Prisons Aren't Our Only Prisons
Over at the Volokh Conspiracy, Bernard Harcourt explains at length why certain conclusions about the larger societal effects of imprisoning people aren't as robust as they should be, since they don't count those in mental institutions in their figurings about the rises and falls in incarcerated Americans.
It's very detailed and worth reading (and link-hopping) in its entirety to understand the full implications of what he's on to here, but here's the heart of it. Criminologists have generally
used the imprisonment rate to measure society's level of incapacitation. But the prison rate alone may not capture what we were trying to measure.
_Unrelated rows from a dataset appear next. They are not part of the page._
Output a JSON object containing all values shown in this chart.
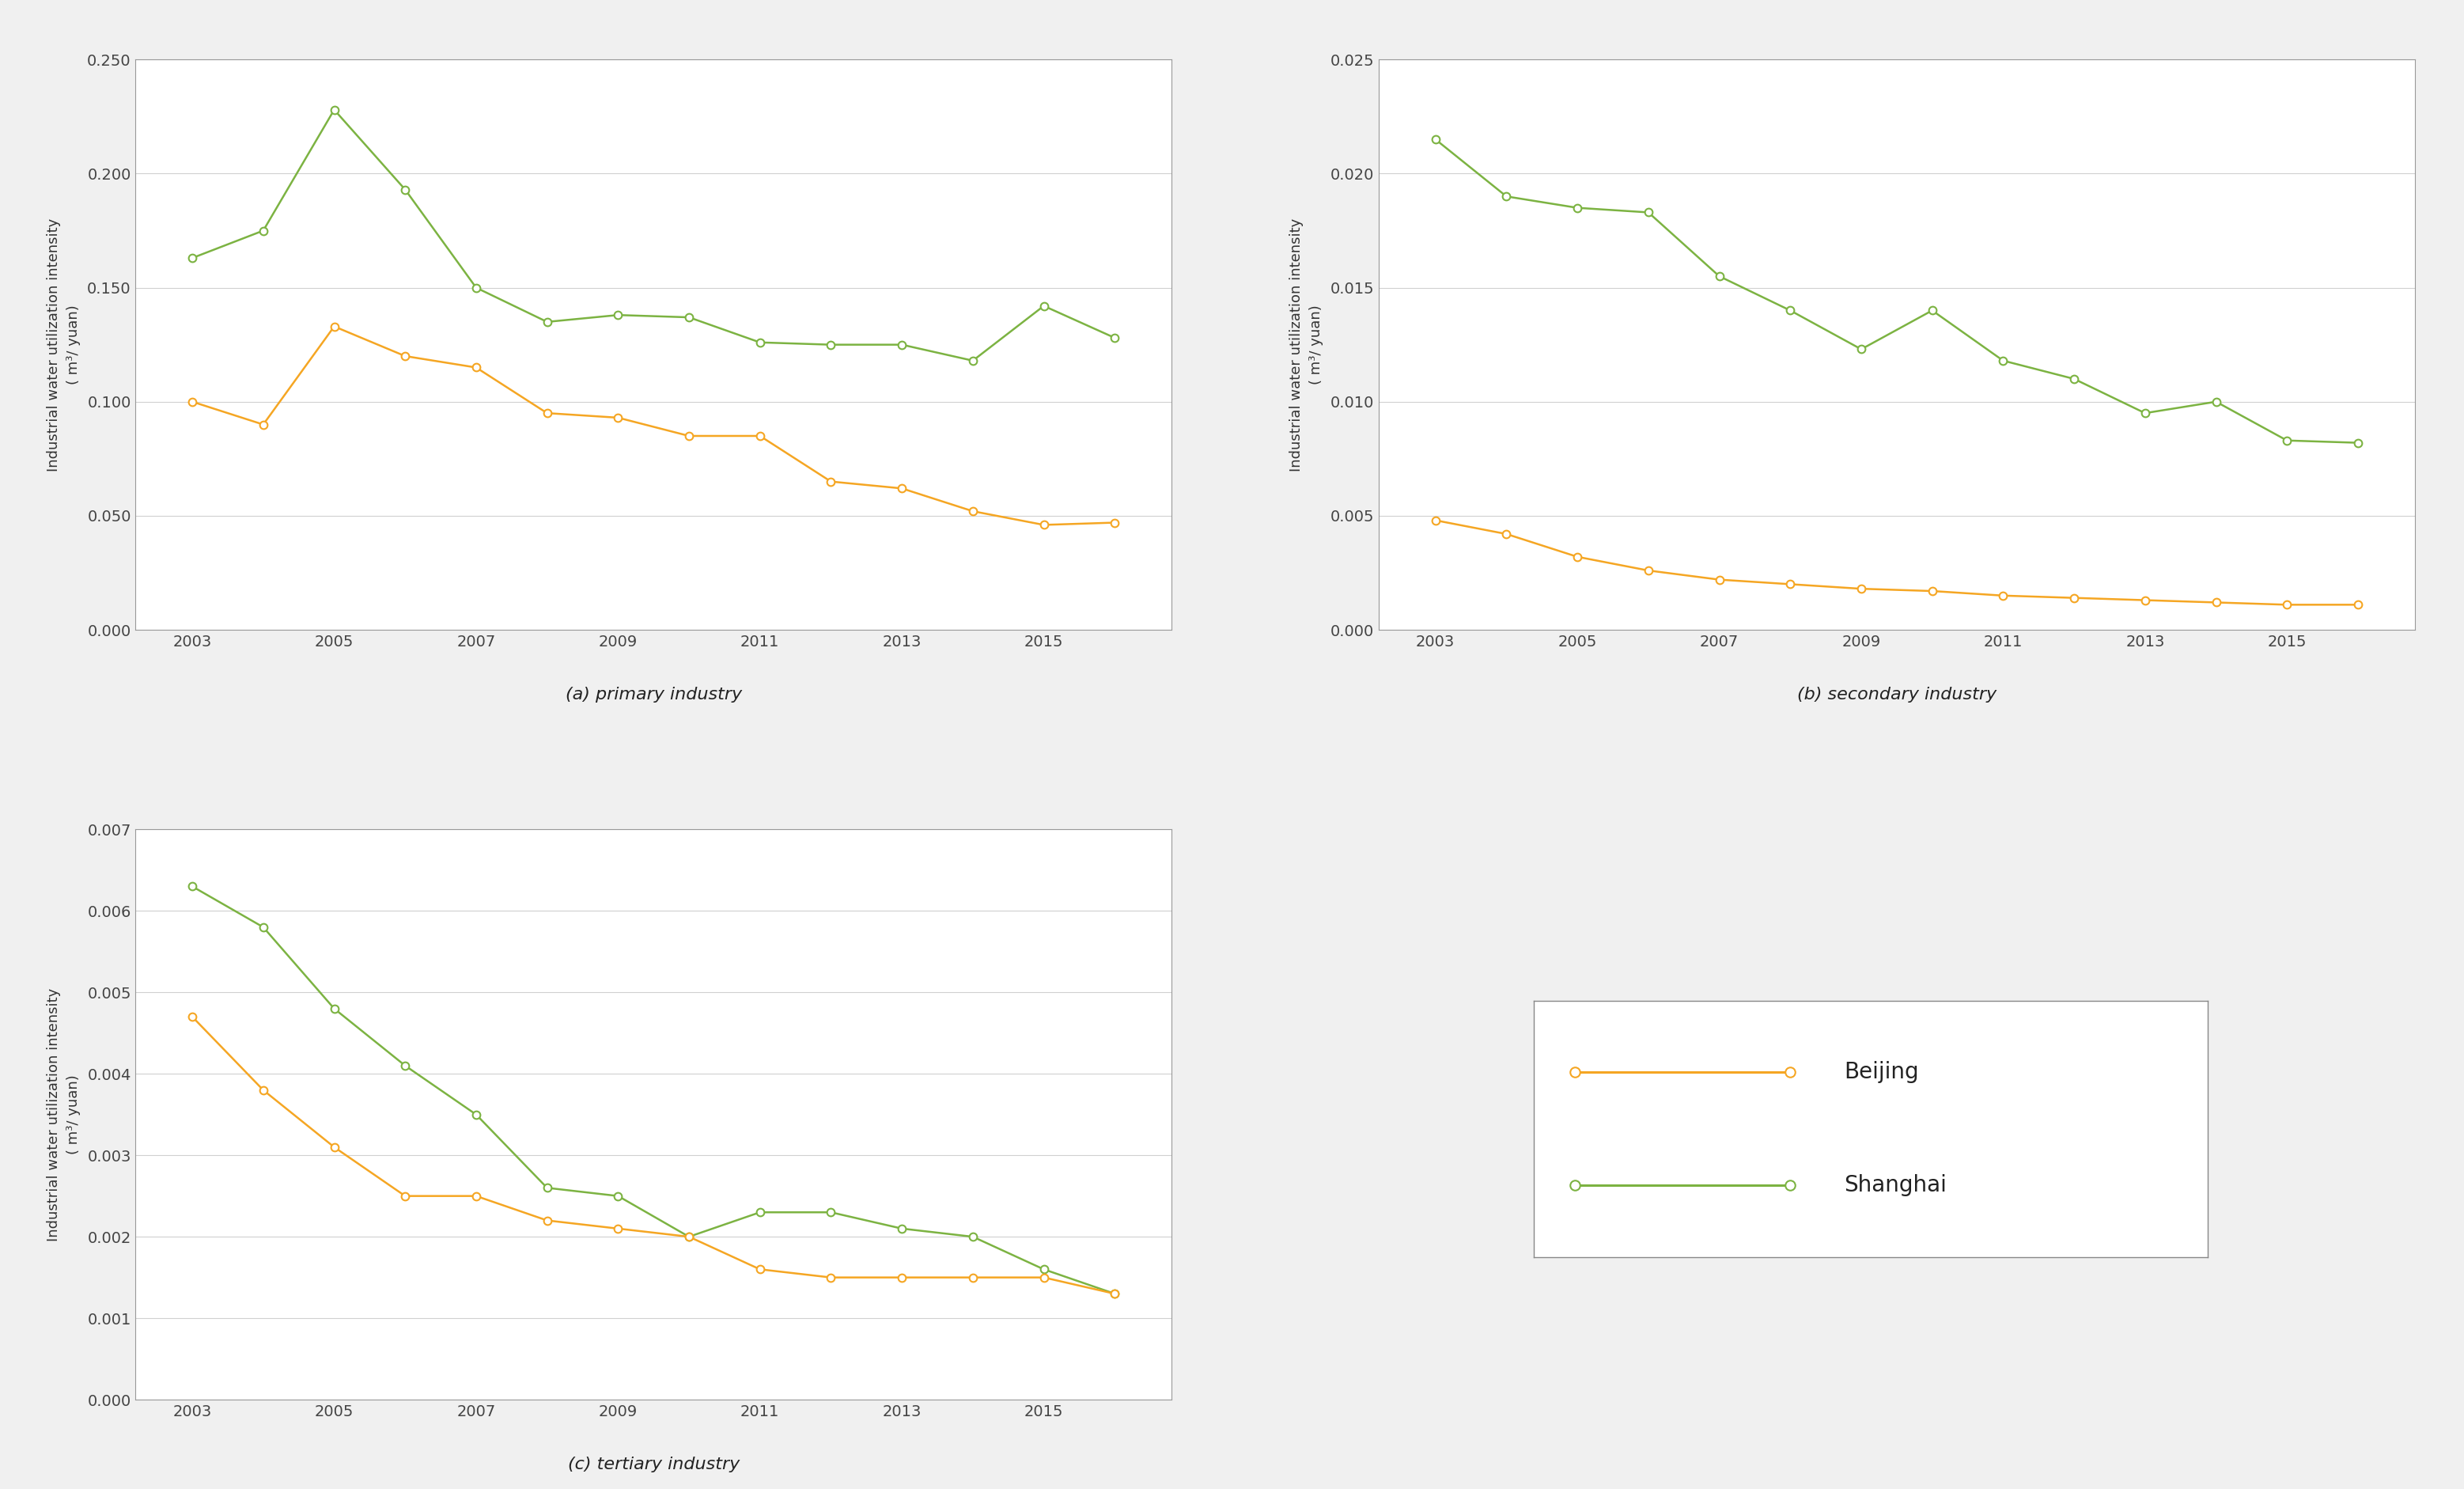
{
  "years": [
    2003,
    2004,
    2005,
    2006,
    2007,
    2008,
    2009,
    2010,
    2011,
    2012,
    2013,
    2014,
    2015,
    2016
  ],
  "primary_beijing": [
    0.1,
    0.09,
    0.133,
    0.12,
    0.115,
    0.095,
    0.093,
    0.085,
    0.085,
    0.065,
    0.062,
    0.052,
    0.046,
    0.047
  ],
  "primary_shanghai": [
    0.163,
    0.175,
    0.228,
    0.193,
    0.15,
    0.135,
    0.138,
    0.137,
    0.126,
    0.125,
    0.125,
    0.118,
    0.142,
    0.128
  ],
  "secondary_beijing": [
    0.0048,
    0.0042,
    0.0032,
    0.0026,
    0.0022,
    0.002,
    0.0018,
    0.0017,
    0.0015,
    0.0014,
    0.0013,
    0.0012,
    0.0011,
    0.0011
  ],
  "secondary_shanghai": [
    0.0215,
    0.019,
    0.0185,
    0.0183,
    0.0155,
    0.014,
    0.0123,
    0.014,
    0.0118,
    0.011,
    0.0095,
    0.01,
    0.0083,
    0.0082
  ],
  "tertiary_beijing": [
    0.0047,
    0.0038,
    0.0031,
    0.0025,
    0.0025,
    0.0022,
    0.0021,
    0.002,
    0.0016,
    0.0015,
    0.0015,
    0.0015,
    0.0015,
    0.0013
  ],
  "tertiary_shanghai": [
    0.0063,
    0.0058,
    0.0048,
    0.0041,
    0.0035,
    0.0026,
    0.0025,
    0.002,
    0.0023,
    0.0023,
    0.0021,
    0.002,
    0.0016,
    0.0013
  ],
  "beijing_color": "#F5A623",
  "shanghai_color": "#7CB342",
  "subtitle_a": "(a) primary industry",
  "subtitle_b": "(b) secondary industry",
  "subtitle_c": "(c) tertiary industry",
  "ylabel": "Industrial water utilization intensity\n( m³/ yuan)",
  "primary_ylim": [
    0.0,
    0.25
  ],
  "secondary_ylim": [
    0.0,
    0.025
  ],
  "tertiary_ylim": [
    0.0,
    0.007
  ],
  "primary_yticks": [
    0.0,
    0.05,
    0.1,
    0.15,
    0.2,
    0.25
  ],
  "secondary_yticks": [
    0.0,
    0.005,
    0.01,
    0.015,
    0.02,
    0.025
  ],
  "tertiary_yticks": [
    0.0,
    0.001,
    0.002,
    0.003,
    0.004,
    0.005,
    0.006,
    0.007
  ],
  "xticks": [
    2003,
    2005,
    2007,
    2009,
    2011,
    2013,
    2015
  ],
  "legend_beijing": "Beijing",
  "legend_shanghai": "Shanghai",
  "background_color": "#f0f0f0",
  "panel_color": "#ffffff",
  "grid_color": "#d0d0d0",
  "spine_color": "#999999",
  "tick_fontsize": 14,
  "ylabel_fontsize": 13,
  "subtitle_fontsize": 16,
  "legend_fontsize": 20,
  "marker_size": 7,
  "line_width": 1.8
}
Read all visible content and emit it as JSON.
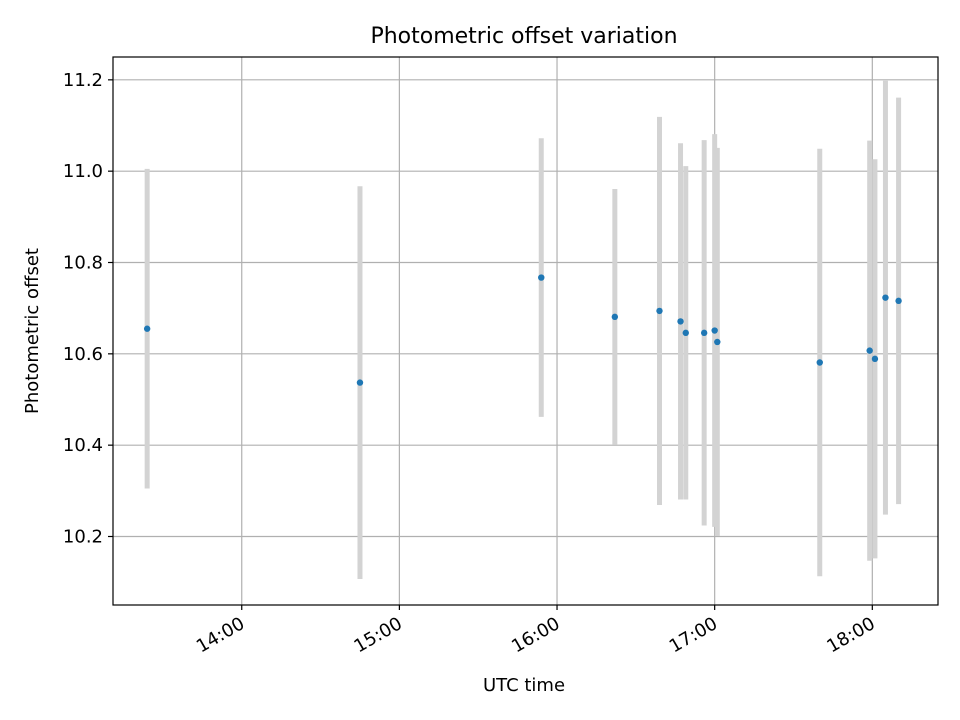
{
  "chart_data": {
    "type": "scatter",
    "title": "Photometric offset variation",
    "xlabel": "UTC time",
    "ylabel": "Photometric offset",
    "x_axis": "time",
    "x_tick_labels": [
      "14:00",
      "15:00",
      "16:00",
      "17:00",
      "18:00"
    ],
    "x_tick_values": [
      "14:00",
      "15:00",
      "16:00",
      "17:00",
      "18:00"
    ],
    "xlim": [
      "13:11",
      "18:25"
    ],
    "ylim": [
      10.05,
      11.25
    ],
    "y_ticks": [
      10.2,
      10.4,
      10.6,
      10.8,
      11.0,
      11.2
    ],
    "y_tick_labels": [
      "10.2",
      "10.4",
      "10.6",
      "10.8",
      "11.0",
      "11.2"
    ],
    "grid": true,
    "colors": {
      "point": "#1f77b4",
      "error_bar": "#d3d3d3",
      "grid": "#b0b0b0"
    },
    "series": [
      {
        "points": [
          {
            "x": "13:24",
            "y": 10.655,
            "ylow": 10.305,
            "yhigh": 11.005
          },
          {
            "x": "14:45",
            "y": 10.537,
            "ylow": 10.107,
            "yhigh": 10.967
          },
          {
            "x": "15:54",
            "y": 10.767,
            "ylow": 10.462,
            "yhigh": 11.072
          },
          {
            "x": "16:22",
            "y": 10.681,
            "ylow": 10.401,
            "yhigh": 10.961
          },
          {
            "x": "16:39",
            "y": 10.694,
            "ylow": 10.269,
            "yhigh": 11.119
          },
          {
            "x": "16:47",
            "y": 10.671,
            "ylow": 10.281,
            "yhigh": 11.061
          },
          {
            "x": "16:49",
            "y": 10.646,
            "ylow": 10.281,
            "yhigh": 11.011
          },
          {
            "x": "16:56",
            "y": 10.646,
            "ylow": 10.224,
            "yhigh": 11.068
          },
          {
            "x": "17:00",
            "y": 10.651,
            "ylow": 10.221,
            "yhigh": 11.081
          },
          {
            "x": "17:01",
            "y": 10.626,
            "ylow": 10.201,
            "yhigh": 11.051
          },
          {
            "x": "17:40",
            "y": 10.581,
            "ylow": 10.113,
            "yhigh": 11.049
          },
          {
            "x": "17:59",
            "y": 10.607,
            "ylow": 10.147,
            "yhigh": 11.067
          },
          {
            "x": "18:01",
            "y": 10.589,
            "ylow": 10.152,
            "yhigh": 11.026
          },
          {
            "x": "18:05",
            "y": 10.723,
            "ylow": 10.248,
            "yhigh": 11.198
          },
          {
            "x": "18:10",
            "y": 10.716,
            "ylow": 10.271,
            "yhigh": 11.161
          }
        ]
      }
    ]
  }
}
The most straightforward interpretation of my findings is that neither the rate of imprisonment alone, nor the rate of mental hospitalization alone are good predictors of serious violent crime over the period 1934-2001. In contrast, the aggregated institutionalization rate (aggregating the mental hospitalization and prison rates) is a strong predictor of homicides. This suggests that there is something going on in the relationship between mental hospitalization and prison — perhaps a form of substitution — that should make us rethink entirely how we measure social control and incapacitation.
But since practically none of our studies on prisons, guns, abortion, education, unemployment, capital punishment, etc., controls for institutionalization writ large, most of what we claim to know about these effects may be on shaky ground.